Para se ter a real dimensão esportiva e financeira deste engajamento, basta olhar para o retrovisor imediato. Apenas esta carga antecipada já equivale a quase cinco vezes a média de público que o Galo levou ao estádio em toda a temporada de 2025, que estacionou em amargos 2.194 pagantes por partida.

Foto: Rafael Costa

O abismo entre os dois cenários explica com perfeição a fama de “vulcão volátil” da massa trezeana. Após a profunda frustração do não acesso na Série D de 2024 — ano em que o clube foi uma verdadeira máquina de fazer dinheiro —, o torcedor puniu o time com um esvaziamento silencioso. A temporada de 2025 viu o cimento do Amigão esfriar, com jogos da fase de grupos registrando borderôs melancólicos na faixa de 400 a 700 presentes. O reflexo no caixa foi implacável: a média de público despencou quase 45% em relação ao ano de ouro anterior.
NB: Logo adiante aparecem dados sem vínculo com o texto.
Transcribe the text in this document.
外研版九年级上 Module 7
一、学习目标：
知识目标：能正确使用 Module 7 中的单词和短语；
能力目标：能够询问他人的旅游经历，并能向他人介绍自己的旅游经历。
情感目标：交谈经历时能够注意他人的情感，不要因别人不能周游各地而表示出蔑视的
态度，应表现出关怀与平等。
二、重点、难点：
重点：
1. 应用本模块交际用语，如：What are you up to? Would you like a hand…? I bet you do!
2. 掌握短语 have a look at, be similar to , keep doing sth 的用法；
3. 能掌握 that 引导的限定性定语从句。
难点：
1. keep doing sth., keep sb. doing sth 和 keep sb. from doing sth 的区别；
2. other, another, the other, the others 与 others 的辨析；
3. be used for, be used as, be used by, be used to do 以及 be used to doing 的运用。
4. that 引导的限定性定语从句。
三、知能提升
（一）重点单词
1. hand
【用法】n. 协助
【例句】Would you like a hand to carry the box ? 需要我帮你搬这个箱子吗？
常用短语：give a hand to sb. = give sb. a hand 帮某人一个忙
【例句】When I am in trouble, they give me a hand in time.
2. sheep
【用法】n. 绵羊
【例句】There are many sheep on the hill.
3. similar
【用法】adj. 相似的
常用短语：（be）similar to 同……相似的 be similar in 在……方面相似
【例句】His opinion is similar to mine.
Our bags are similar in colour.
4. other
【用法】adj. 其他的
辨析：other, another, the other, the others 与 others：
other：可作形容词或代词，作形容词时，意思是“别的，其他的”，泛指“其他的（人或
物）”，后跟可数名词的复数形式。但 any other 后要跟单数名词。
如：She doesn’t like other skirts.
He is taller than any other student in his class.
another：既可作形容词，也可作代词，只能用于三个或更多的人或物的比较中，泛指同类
No entanto, a febre antecipada de 2026 inverte a lógica de vez. Bater a marca de 10 mil ingressos antes mesmo da abertura oficial das catracas no dia do jogo coloca o Treze de volta a um patamar de eficiência financeira raríssimo no interior do Nordeste. Esse volume de vendas prévias já encosta nos maiores recordes do mata-mata da Série D de 2024, quando a equipe arrastou 10.163 pagantes contra o Altos e 11.389 diante do Itabaiana.
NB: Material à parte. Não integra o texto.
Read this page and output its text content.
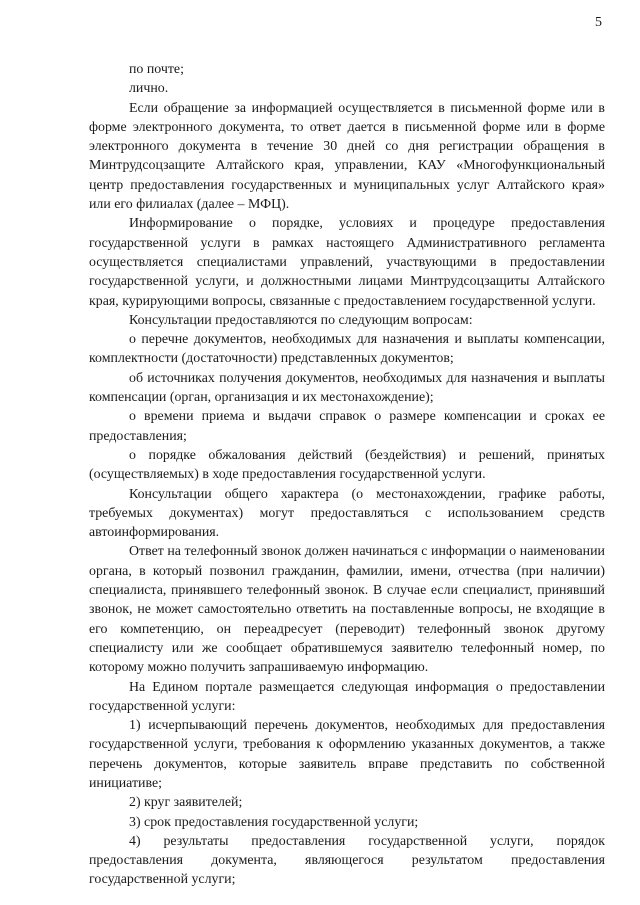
5

по почте;

лично.

Если обращение за информацией осуществляется в письменной форме или в форме электронного документа, то ответ дается в письменной форме или в форме электронного документа в течение 30 дней со дня регистрации обращения в Минтрудсоцзащите Алтайского края, управлении, КАУ «Многофункциональный центр предоставления государственных и муниципальных услуг Алтайского края» или его филиалах (далее – МФЦ).

Информирование о порядке, условиях и процедуре предоставления государственной услуги в рамках настоящего Административного регламента осуществляется специалистами управлений, участвующими в предоставлении государственной услуги, и должностными лицами Минтрудсоцзащиты Алтайского края, курирующими вопросы, связанные с предоставлением государственной услуги.

Консультации предоставляются по следующим вопросам:

о перечне документов, необходимых для назначения и выплаты компенсации, комплектности (достаточности) представленных документов;

об источниках получения документов, необходимых для назначения и выплаты компенсации (орган, организация и их местонахождение);

о времени приема и выдачи справок о размере компенсации и сроках ее предоставления;

о порядке обжалования действий (бездействия) и решений, принятых (осуществляемых) в ходе предоставления государственной услуги.

Консультации общего характера (о местонахождении, графике работы, требуемых документах) могут предоставляться с использованием средств автоинформирования.

Ответ на телефонный звонок должен начинаться с информации о наименовании органа, в который позвонил гражданин, фамилии, имени, отчества (при наличии) специалиста, принявшего телефонный звонок. В случае если специалист, принявший звонок, не может самостоятельно ответить на поставленные вопросы, не входящие в его компетенцию, он переадресует (переводит) телефонный звонок другому специалисту или же сообщает обратившемуся заявителю телефонный номер, по которому можно получить запрашиваемую информацию.

На Едином портале размещается следующая информация о предоставлении государственной услуги:

1) исчерпывающий перечень документов, необходимых для предоставления государственной услуги, требования к оформлению указанных документов, а также перечень документов, которые заявитель вправе представить по собственной инициативе;

2) круг заявителей;

3) срок предоставления государственной услуги;

4) результаты предоставления государственной услуги, порядок предоставления документа, являющегося результатом предоставления государственной услуги;
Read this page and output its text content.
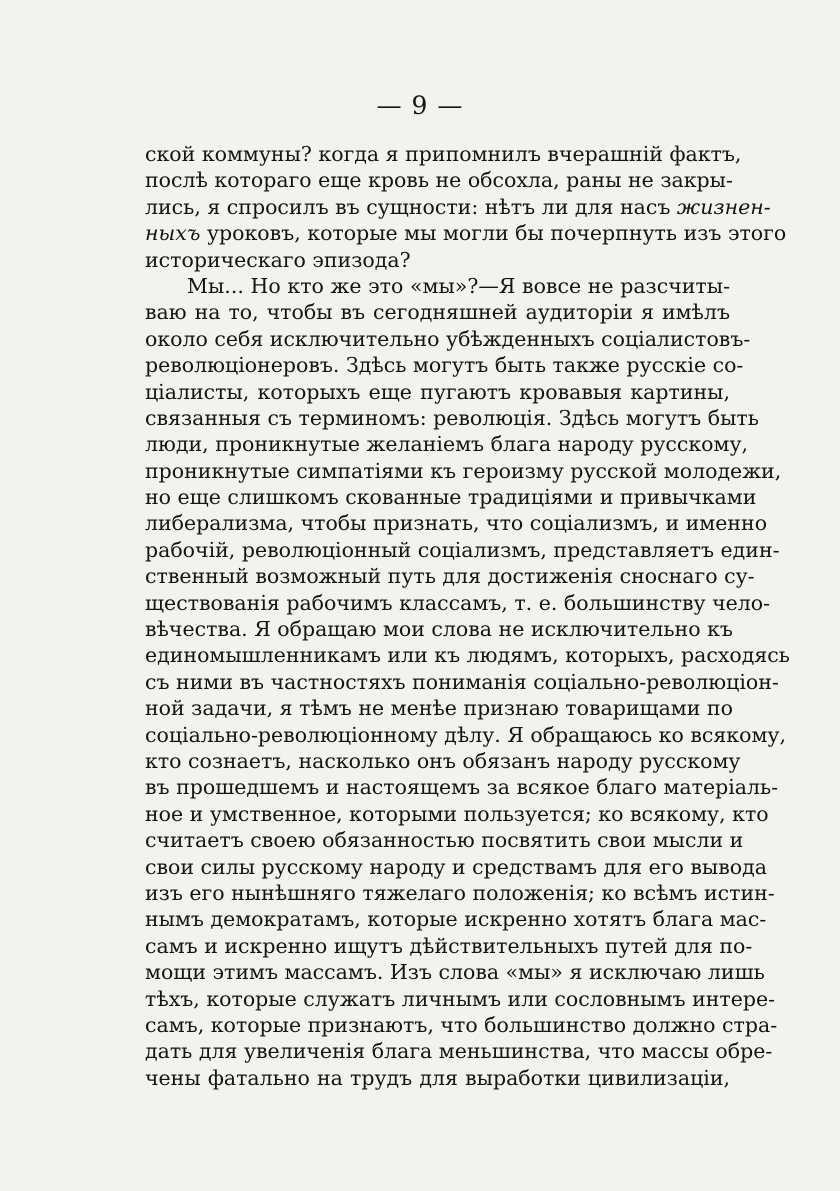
— 9 —
ской коммуны? когда я припомнилъ вчерашній фактъ,
послѣ котораго еще кровь не обсохла, раны не закры-
лись, я спросилъ въ сущности: нѣтъ ли для насъ жизнен-
ныхъ уроковъ, которые мы могли бы почерпнуть изъ этого
историческаго эпизода?
Мы... Но кто же это «мы»?—Я вовсе не разсчиты-
ваю на то, чтобы въ сегодняшней аудиторіи я имѣлъ
около себя исключительно убѣжденныхъ соціалистовъ-
революціонеровъ. Здѣсь могутъ быть также русскіе со-
ціалисты, которыхъ еще пугаютъ кровавыя картины,
связанныя съ терминомъ: революція. Здѣсь могутъ быть
люди, проникнутые желаніемъ блага народу русскому,
проникнутые симпатіями къ героизму русской молодежи,
но еще слишкомъ скованные традиціями и привычками
либерализма, чтобы признать, что соціализмъ, и именно
рабочій, революціонный соціализмъ, представляетъ един-
ственный возможный путь для достиженія сноснаго су-
ществованія рабочимъ классамъ, т. е. большинству чело-
вѣчества. Я обращаю мои слова не исключительно къ
единомышленникамъ или къ людямъ, которыхъ, расходясь
съ ними въ частностяхъ пониманія соціально-революціон-
ной задачи, я тѣмъ не менѣе признаю товарищами по
соціально-революціонному дѣлу. Я обращаюсь ко всякому,
кто сознаетъ, насколько онъ обязанъ народу русскому
въ прошедшемъ и настоящемъ за всякое благо матеріаль-
ное и умственное, которыми пользуется; ко всякому, кто
считаетъ своею обязанностью посвятить свои мысли и
свои силы русскому народу и средствамъ для его вывода
изъ его нынѣшняго тяжелаго положенія; ко всѣмъ истин-
нымъ демократамъ, которые искренно хотятъ блага мас-
самъ и искренно ищутъ дѣйствительныхъ путей для по-
мощи этимъ массамъ. Изъ слова «мы» я исключаю лишь
тѣхъ, которые служатъ личнымъ или сословнымъ интере-
самъ, которые признаютъ, что большинство должно стра-
дать для увеличенія блага меньшинства, что массы обре-
чены фатально на трудъ для выработки цивилизаціи,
Mais do que o espetáculo visual e o tradicional calor humano em Campina Grande, essa mobilização é sinônimo de segurança operacional. Com as despesas pesadas de borderô (quadro móvel, arbitragem, policiamento e taxas de federação) sendo imediatamente diluídas pelo alto volume de vendas iniciais, o Treze entra em campo com a certeza de uma margem de lucro líquido estrondosa. Todo ingresso vendido a partir de agora é, essencialmente, dinheiro limpo sendo injetado nos cofres do alvinegro.

O recado das catracas é irrefutável. A punição de 2025 ficou no passado. O torcedor alvinegro voltou a lotar o seu setor, provando que quando o vulcão entra em erupção, não há ação de marketing que supere a força orgânica da arquibancada do Amigão.